The Dream (French: Le Rêve, occasionally also known as Le Songe or Rêve exotique) is a large oil-on-canvas painting created by Henri Rousseau in 1910, one of more than 25 Rousseau paintings with a jungle theme. His last completed work, it was first exhibited at the Salon des Indépendants from 18 March to 1 May 1910, a few months before his death on 2 September 1910. Rousseau's earlier works had received a negative reception, but poet and critic Guillaume Apollinaire remarked on its debut: "The picture radiates beauty, that is indisputable. I believe nobody will laugh this year."

The Dream is the largest of the jungle paintings, measuring 6' 8½" x 9' 9½" (204.5 x 298.5 cm). It features an almost surreal portrait of Yadwigha (Jadwiga), Rousseau's Polish mistress from his youth, lying naked on a divan to the left of the painting, gazing over a landscape of lush jungle foliage, including lotus flowers, and animals including birds, monkeys, an elephant, a lion and lioness, and a snake. The stylised forms of the jungle plants are based on Rousseau's observations at the Paris Museum of Natural History and its Jardin des Plantes. The nude's left arm reaches towards the lions and a black snake charmer who faces the viewer playing his flute, barely visible in the gloom of the jungle under the dim light of the full moon. A pink-bellied snake slithers through the undergrowth, its sinuous form reflecting the curves of the woman's hips and leg.

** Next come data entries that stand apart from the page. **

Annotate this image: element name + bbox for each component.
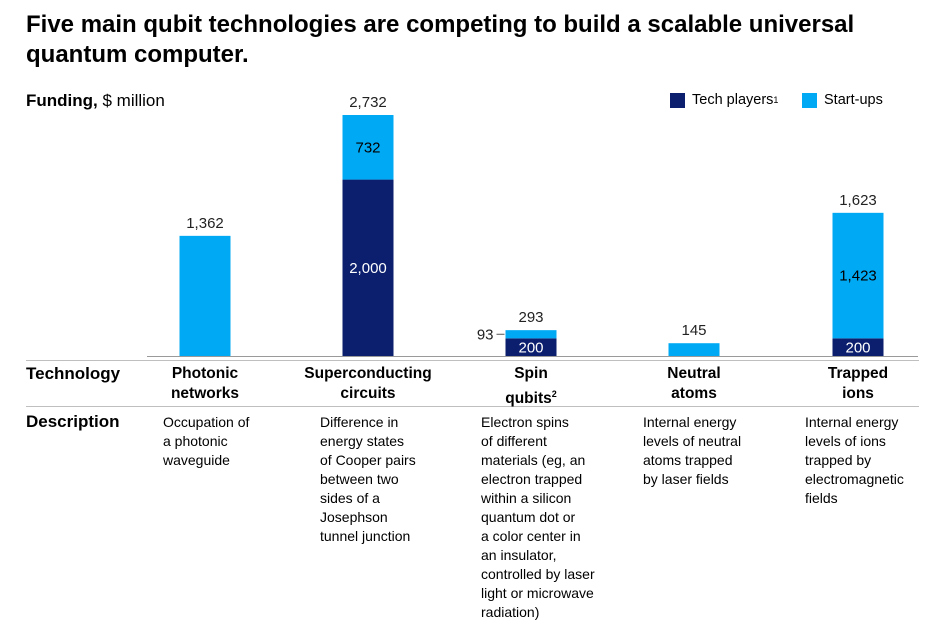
technology-name-trapped: Trapped ions (778, 364, 936, 404)
total-label-superconducting-circuits: 2,732 (349, 94, 387, 111)
legend-label-tech-players: Tech players (692, 92, 774, 108)
row-label-technology: Technology (26, 364, 121, 383)
total-label-trapped-ions: 1,623 (839, 192, 877, 209)
technology-name-line2: ions (842, 385, 874, 402)
legend-swatch-start-ups (802, 92, 817, 108)
start-ups-label-spin-qubits: 93 (477, 326, 494, 343)
technology-name-line1: Superconducting (304, 365, 432, 382)
bar-start-ups-trapped-ions (832, 212, 884, 339)
technology-description-photonic: Occupation of a photonic waveguide (163, 414, 250, 468)
technology-name-line1: Trapped (827, 365, 889, 382)
technology-name-photonic: Photonic networks (125, 364, 285, 404)
technology-name-neutral: Neutral atoms (614, 364, 774, 404)
technology-name-superconducting: Superconducting circuits (288, 364, 448, 404)
technology-description-spin: Electron spins of different materials (e… (481, 414, 595, 620)
technology-name-line2: circuits (340, 385, 396, 402)
bar-tech-players-superconducting-circuits (342, 179, 394, 356)
technology-footnote: 2 (551, 389, 557, 399)
legend-swatch-tech-players (670, 92, 685, 108)
technology-name-line1: Spin (514, 365, 548, 382)
chart-title: Five main qubit technologies are competi… (26, 11, 855, 68)
technology-name-line1: Photonic (171, 365, 239, 382)
stacked-bar-chart: 1,362 2,732 2,000 732 293 200 93 145 1,623 200 1,4… (147, 94, 918, 357)
bar-start-ups-spin-qubits (505, 330, 557, 339)
bar-tech-players-trapped-ions (832, 338, 884, 356)
y-axis-label-unit: $ million (97, 91, 165, 110)
start-ups-label-superconducting-circuits: 732 (355, 139, 380, 156)
technology-row-divider-bottom (26, 406, 919, 407)
tech-players-label-superconducting-circuits: 2,000 (349, 260, 387, 277)
technology-name-line1: Neutral (667, 365, 721, 382)
technology-name-line2: qubits2 (505, 389, 557, 408)
technology-name-line2: networks (170, 385, 240, 402)
y-axis-label-bold: Funding, (26, 91, 98, 110)
technology-name-spin: Spin qubits2 (451, 364, 611, 409)
bar-start-ups-photonic-networks (179, 235, 231, 356)
technology-name-line2: atoms (671, 385, 717, 402)
technology-description-trapped: Internal energy levels of ions trapped b… (805, 414, 904, 506)
technology-row-divider-top (26, 360, 919, 361)
legend-start-ups: Start-ups (802, 92, 883, 108)
tech-players-label-spin-qubits: 200 (518, 340, 543, 357)
technology-description-neutral: Internal energy levels of neutral atoms … (643, 414, 742, 487)
legend-label-start-ups: Start-ups (824, 92, 883, 108)
start-ups-label-trapped-ions: 1,423 (839, 268, 877, 285)
y-axis-label: Funding, $ million (26, 91, 165, 111)
bar-start-ups-neutral-atoms (668, 343, 720, 356)
legend-tech-players: Tech players 1 (670, 92, 778, 108)
legend-footnote-tech-players: 1 (773, 95, 779, 105)
bar-start-ups-superconducting-circuits (342, 115, 394, 180)
total-label-spin-qubits: 293 (518, 309, 543, 326)
total-label-neutral-atoms: 145 (681, 322, 706, 339)
technology-description-superconducting: Difference in energy states of Cooper pa… (320, 414, 416, 544)
row-label-description: Description (26, 412, 120, 431)
total-label-photonic-networks: 1,362 (186, 215, 224, 232)
bar-tech-players-spin-qubits (505, 338, 557, 356)
tech-players-label-trapped-ions: 200 (845, 340, 870, 357)
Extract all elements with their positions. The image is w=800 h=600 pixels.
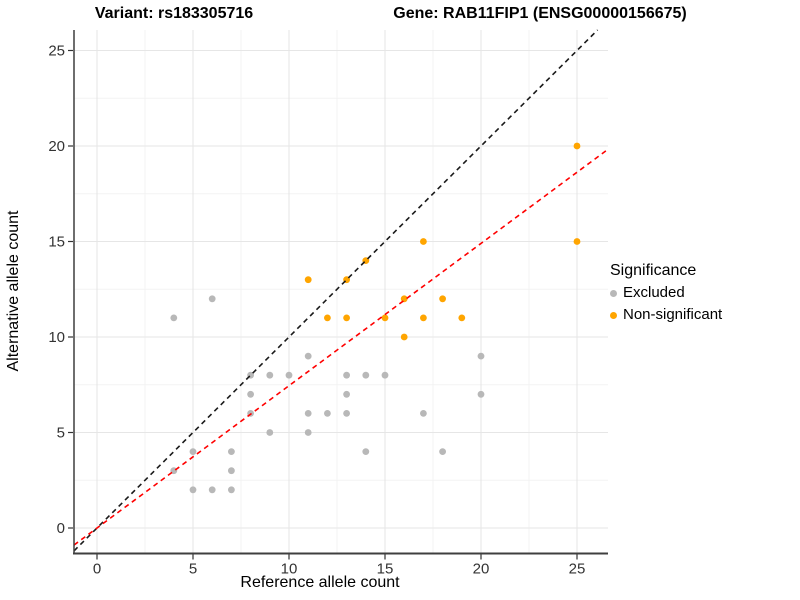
data-point-excluded (343, 371, 350, 379)
x-tick-label: 5 (189, 561, 197, 578)
data-point-excluded (266, 429, 274, 436)
y-tick-label: 20 (48, 138, 65, 155)
data-point-excluded (477, 390, 485, 398)
y-tick-label: 0 (57, 520, 65, 537)
data-point-non-significant (458, 314, 466, 322)
x-tick-label: 15 (377, 561, 394, 578)
x-axis-title: Reference allele count (240, 574, 400, 591)
data-point-excluded (362, 371, 370, 379)
data-point-excluded (228, 448, 235, 455)
data-point-non-significant (381, 314, 389, 322)
excluded-dot-icon (610, 289, 617, 297)
data-points (170, 142, 581, 494)
data-point-excluded (304, 410, 312, 417)
data-point-excluded (304, 352, 312, 360)
data-point-non-significant (439, 295, 446, 303)
data-point-excluded (381, 371, 389, 379)
data-point-excluded (266, 371, 274, 379)
y-tick-label: 5 (57, 425, 65, 442)
x-tick-label: 0 (93, 561, 101, 578)
y-tick-label: 15 (48, 234, 65, 251)
data-point-excluded (343, 390, 350, 398)
gridlines-minor (74, 30, 608, 554)
data-point-excluded (324, 410, 331, 417)
data-point-excluded (439, 448, 446, 455)
data-point-excluded (189, 486, 197, 494)
data-point-excluded (208, 295, 216, 303)
ratio-fit-line (73, 148, 609, 546)
identity-line (73, 29, 599, 552)
variant-title: Variant: rs183305716 (94, 5, 254, 22)
non-significant-dot-icon (610, 311, 617, 319)
data-point-non-significant (304, 276, 312, 284)
data-point-excluded (343, 410, 350, 417)
reference-lines (73, 29, 609, 552)
y-tick-label: 25 (48, 43, 65, 60)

Suspecting that some viewers did not understand the painting, Rousseau wrote a poem to accompany it, Inscription pour La Rêve:

Yadwigha dans un beau rêve
S'étant endormie doucement
Entendait les sons d'une musette
Dont jouait un charmeur bien pensant.
Pendant que la lune reflète
Sur les fleuves [or fleurs], les arbres verdoyants,
Les fauves serpents prêtent l'oreille
Aux airs gais de l'instrument.

Yadwigha in a beautiful dream
Having fallen gently to sleep
Heard the sounds of a reed instrument
Played by a well-intentioned [snake] charmer.
As the moon reflected
On the rivers [or flowers], the verdant trees,
The wild snakes lend an ear
To the joyous tunes of the instrument.